JAMA 2002 January 10
CONTEXT: Recent advances in pharmacotherapy and changing health care environments have focused increased attention on trends in outpatient treatment of depression.

OBJECTIVE: To compare trends in outpatient treatment of depressive disorders in the United States in 1987 and 1997.

DESIGN AND SETTING: Analysis of service utilization data from 2 nationally representative surveys of the US general population, the 1987 National Medical Expenditure Survey (N = 34 459) and the 1997 Medical Expenditure Panel Survey (N = 32 636).

PARTICIPANTS: Respondents who reported making 1 or more outpatient visits for treatment of depression during that calendar year.

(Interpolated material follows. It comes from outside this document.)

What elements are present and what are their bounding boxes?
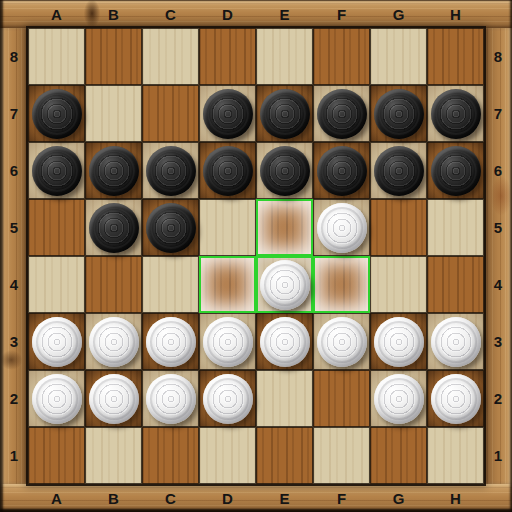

MAIN OUTCOME MEASURES: Rate of treatment, psychotropic medication use, psychotherapy, number of outpatient treatment visits, type of health care professional, and source of payment.

RESULTS: The rate of outpatient treatment for depression increased from 0.73 per 100 persons in 1987 to 2.33 in 1997 (P<.001). The proportion of treated individuals who used antidepressant medications increased from 37.3% to 74.5% (P<.001), whereas the proportion who received psychotherapy declined (71.1% vs 60.2%, P =.006). The mean number of depression treatment visits per user declined from 12.6 to 8.7 per year (P =.05). An increasingly large proportion of patients were treated by physicians for their condition (68.9% vs 87.3%, P<.001), and treatment costs were more often covered by third-party payers (39.3% to 55.2%, P<.001).

CONCLUSIONS: Between 1987 and 1997, there was a marked increase in the proportion of the population who received outpatient treatment for depression. Treatment became characterized by greater involvement of physicians, greater use of psychotropic medications, and expanding availability of third-party payment, but fewer outpatient visits and less use of psychotherapy. These changes coincided with the advent of better-tolerated antidepressants, increased penetration of managed care, and the development of rapid and efficient procedures for diagnosing depression in clinical practice.